Jérôme Cahuzac : ce n’est qu’un début…

Le récit de Fabrice Arfi laisse entrevoir que l’affaire réserve encore son lot de surprises.

Denis Sieffert  • 30 mai 2013 abonné·es

Le livre de Fabrice Arfi est d’abord le récit d’une enquête journalistique exemplaire par son principal artisan. Le journaliste de Mediapart assemble devant nous les pièces du puzzle, depuis ce jour de juin 2010 où, enquêtant sur l’affaire Bettencourt, il a comme une « intuition » en entendant Jérôme Cahuzac vanter l’honnêteté d’Éric Woerth. Quels liens entretient celui qui est alors président de la commission des Finances de l’Assemblée avec le ministre du Budget de Nicolas Sarkozy en délicatesse avec la Justice ? Le journaliste ne tardera pas à comprendre. Deux ans et demi plus tard, Arfi révèle l’existence du compte suisse non déclaré de Cahuzac, devenu ministre du Budget de François Hollande. Commence alors une bataille à l’issue incertaine contre un homme qui ne manque pas d’estomac, flanqué d’une armée de communicants (les techniques du clan Fouks sont édifiantes), et, hélas, contre certains médias, comme ce journaliste du Journal du Dimanche empressé de conclure que « les Suisses blanchissent Cahuzac ».
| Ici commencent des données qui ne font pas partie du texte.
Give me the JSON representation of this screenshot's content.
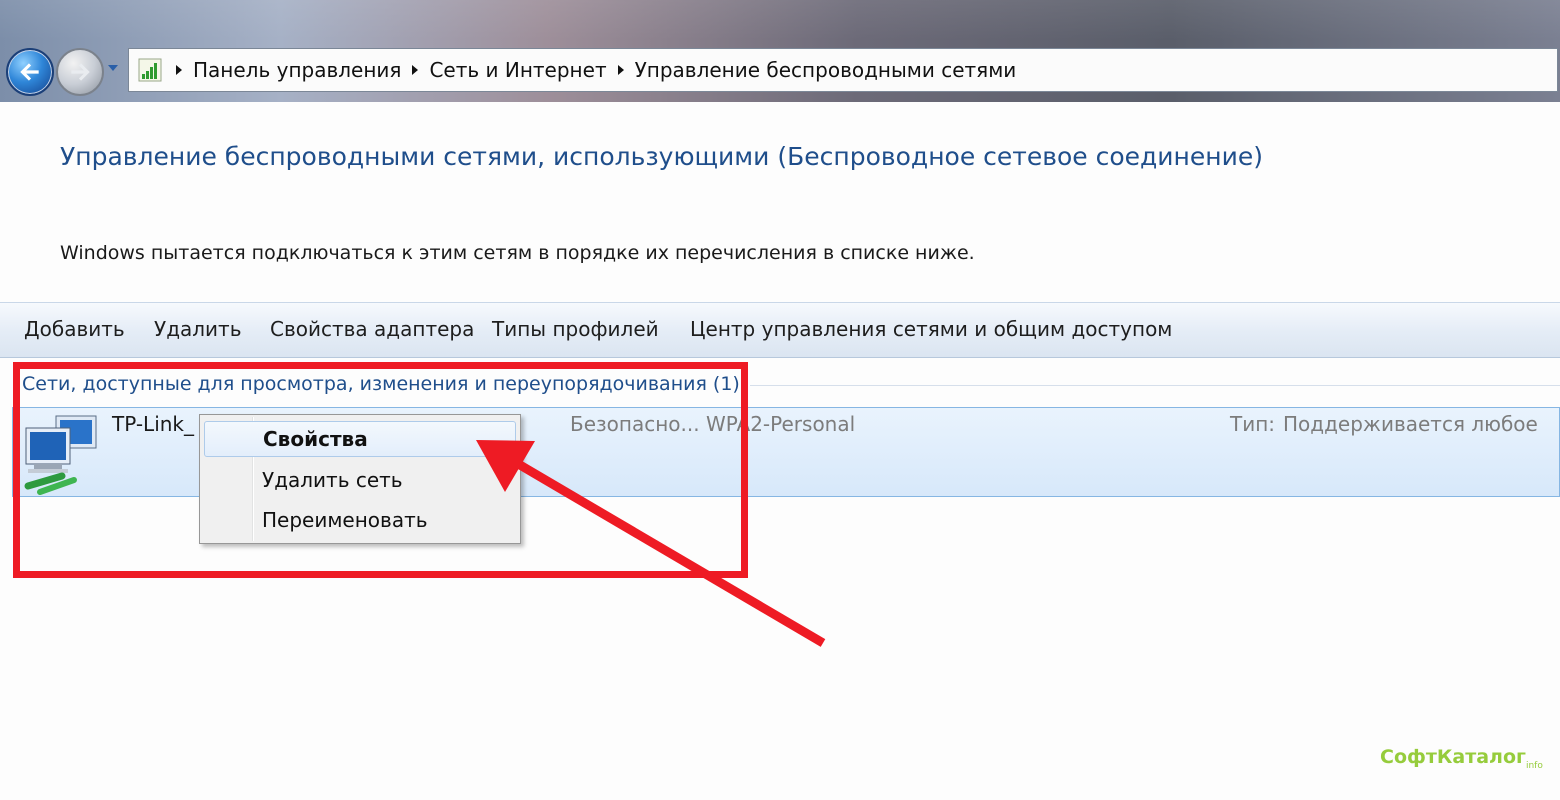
{
  "nav": {
    "breadcrumb": [
      "Панель управления",
      "Сеть и Интернет",
      "Управление беспроводными сетями"
    ]
  },
  "main": {
    "heading": "Управление беспроводными сетями, использующими (Беспроводное сетевое соединение)",
    "description": "Windows пытается подключаться к этим сетям в порядке их перечисления в списке ниже."
  },
  "toolbar": {
    "items": [
      "Добавить",
      "Удалить",
      "Свойства адаптера",
      "Типы профилей",
      "Центр управления сетями и общим доступом"
    ]
  },
  "networks": {
    "group_header": "Сети, доступные для просмотра, изменения и переупорядочивания (1)",
    "rows": [
      {
        "name": "TP-Link_",
        "security": "Безопасно...  WPA2-Personal",
        "type_label": "Тип:",
        "type_value": "Поддерживается любое"
      }
    ]
  },
  "context_menu": {
    "items": [
      "Свойства",
      "Удалить сеть",
      "Переименовать"
    ],
    "highlighted_index": 0
  },
  "annotation": {
    "color": "#ee1b24"
  },
  "watermark": {
    "text": "СофтКаталог",
    "suffix": "info",
    "color": "#96cc3c"
  },
  "colors": {
    "heading": "#1f4e8b",
    "row_selected": "#d7e8fa"
  }
}
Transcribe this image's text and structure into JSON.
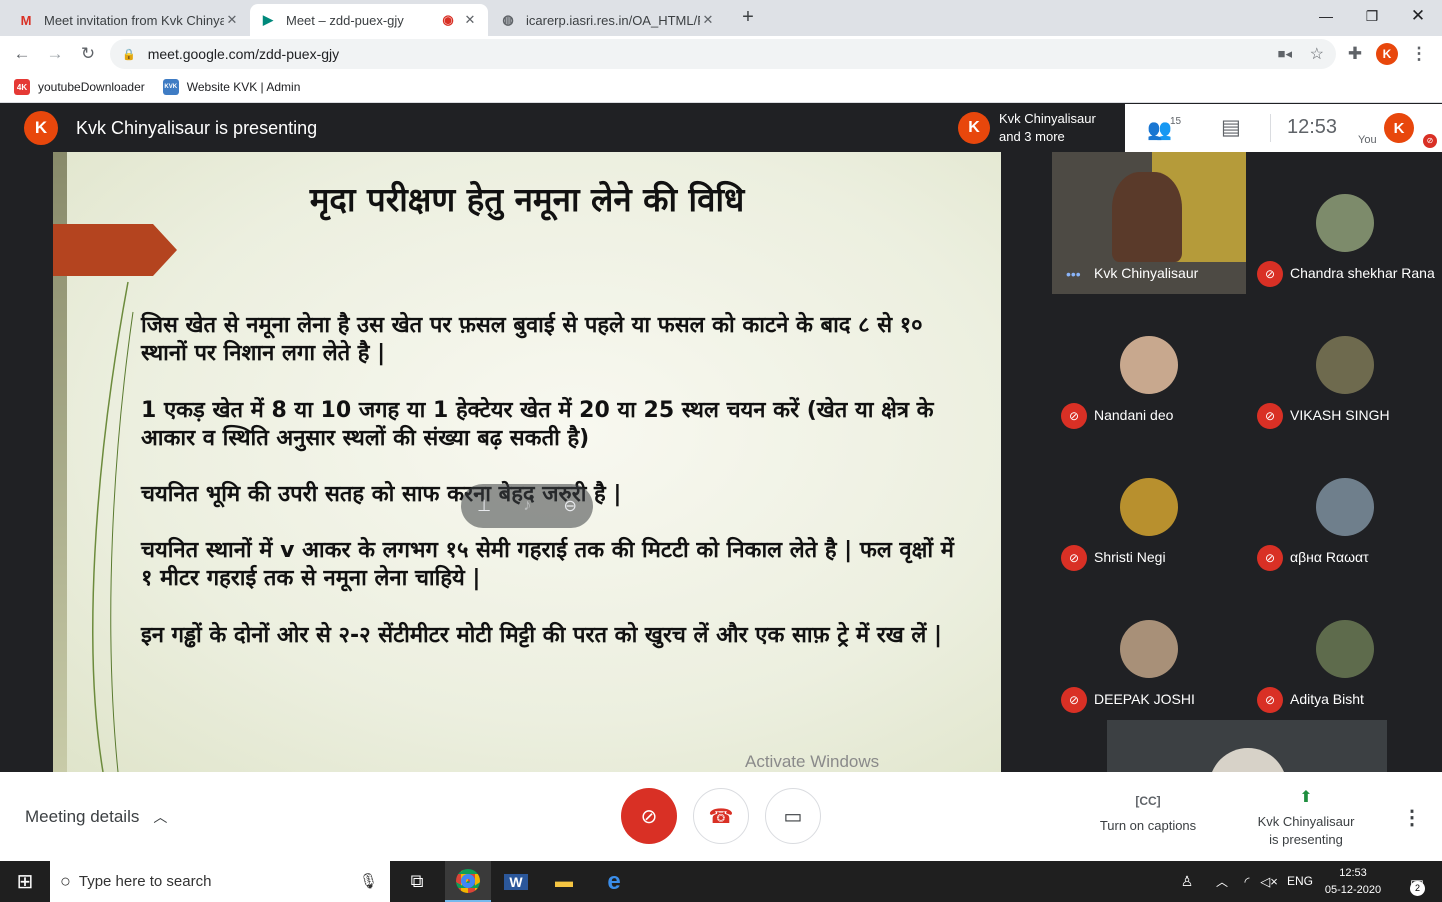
{
  "browser": {
    "tabs": [
      {
        "title": "Meet invitation from Kvk Chinyali",
        "icon": "gmail-icon"
      },
      {
        "title": "Meet – zdd-puex-gjy",
        "icon": "meet-icon"
      },
      {
        "title": "icarerp.iasri.res.in/OA_HTML/RF.js",
        "icon": "globe-icon"
      }
    ],
    "new_tab": "+",
    "url": "meet.google.com/zdd-puex-gjy",
    "profile_initial": "K",
    "bookmarks": [
      {
        "label": "youtubeDownloader",
        "icon": "4K"
      },
      {
        "label": "Website KVK | Admin",
        "icon": "KVK"
      }
    ]
  },
  "meet": {
    "presenter_initial": "K",
    "presenting_text": "Kvk Chinyalisaur is presenting",
    "top_avatar_initial": "K",
    "top_names_line1": "Kvk Chinyalisaur",
    "top_names_line2": "and 3 more",
    "people_count": "15",
    "time": "12:53",
    "you_label": "You",
    "you_initial": "K",
    "slide": {
      "title": "मृदा परीक्षण हेतु नमूना लेने की विधि",
      "paragraphs": [
        "जिस खेत से नमूना लेना है उस खेत पर फ़सल बुवाई से पहले या फसल को काटने के बाद ८ से १० स्थानों पर निशान लगा लेते है |",
        "1 एकड़ खेत में 8 या 10 जगह या 1 हेक्टेयर खेत में 20 या 25 स्थल चयन करें (खेत या क्षेत्र के आकार व स्थिति अनुसार स्थलों की संख्या बढ़ सकती है)",
        "चयनित भूमि की उपरी सतह को साफ करना बेहद जरुरी है |",
        "चयनित स्थानों में v आकर के लगभग १५ सेमी गहराई तक की मिटटी को निकाल लेते है | फल वृक्षों में १ मीटर गहराई तक से नमूना लेना चाहिये |",
        "इन गड्ढों के दोनों ओर से २-२ सेंटीमीटर मोटी मिट्टी की परत को खुरच लें और एक साफ़ ट्रे में रख लें |"
      ],
      "watermark": "Activate Windows"
    },
    "participants": [
      {
        "name": "Kvk Chinyalisaur",
        "muted": false
      },
      {
        "name": "Chandra shekhar Rana",
        "muted": true
      },
      {
        "name": "Nandani deo",
        "muted": true
      },
      {
        "name": "VIKASH SINGH",
        "muted": true
      },
      {
        "name": "Shristi Negi",
        "muted": true
      },
      {
        "name": "αβнα Rαωατ",
        "muted": true
      },
      {
        "name": "DEEPAK JOSHI",
        "muted": true
      },
      {
        "name": "Aditya Bisht",
        "muted": true
      }
    ],
    "meeting_details": "Meeting details",
    "captions_label": "Turn on captions",
    "presenting_line1": "Kvk Chinyalisaur",
    "presenting_line2": "is presenting"
  },
  "taskbar": {
    "search_placeholder": "Type here to search",
    "lang": "ENG",
    "clock_time": "12:53",
    "clock_date": "05-12-2020",
    "notifications": "2"
  },
  "colors": {
    "accent": "#e8470c",
    "danger": "#d93025",
    "meet_dark": "#202124"
  }
}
Au-delà de la plongée dans l’univers de ces banques qui font commerce de fraude fiscale, c’est aussi le portrait d’un homme qui se dessine. L’histoire remonte au début des années 1990, quand le jeune conseiller au ministère de la Santé noue des relations qui ne tarderont pas à lui être profitables. Le politique, ami du lobby pharmaceutique, est à la croisée de tous les chemins. Arfi décrit les liens étroits de l’homme de pouvoir avec la société de lobbying PR International. « Si Jérôme Cahuzac a ouvert un compte à l’UBS en 1992, était-ce pour accueillir des subsides non déclarés de cette activité ? », s’interroge le journaliste. Apparemment, le conseiller de Claude Evin n’est pas inefficace. Pour preuve, le sort de ce médicament contre l’asthénie qui, contrairement à tous les produits concurrents, échappe miraculeusement au déremboursement et permet au laboratoire Innothera d’empocher un chiffre d’affaires record. Sans doute par le plus grand des hasards, Jérôme Cahuzac se retrouve à passer ses vacances sur le yacht de 37 mètres de long du patron d’Innothera… S’il fallait une note d’espoir, on la trouverait dans l’attitude de ce fonctionnaire de l’administration fiscale qui n’hésite pas à convoquer son ministre pour l’interroger sur ses turpitudes financières. En refermant le livre de Fabrice Arfi, on se dit que le plus grave, dans cette affaire, n’est pas que les amis politiques de Cahuzac aient eu tous les moyens de « savoir », mais qu’ils aient trouvé normal que ce personnage sulfureux soit en charge dans un gouvernement de gauche de la lutte contre l’évasion fiscale. Cette banalisation est peut-être le signe qu’il y a d’autres Cahuzac dans les parages.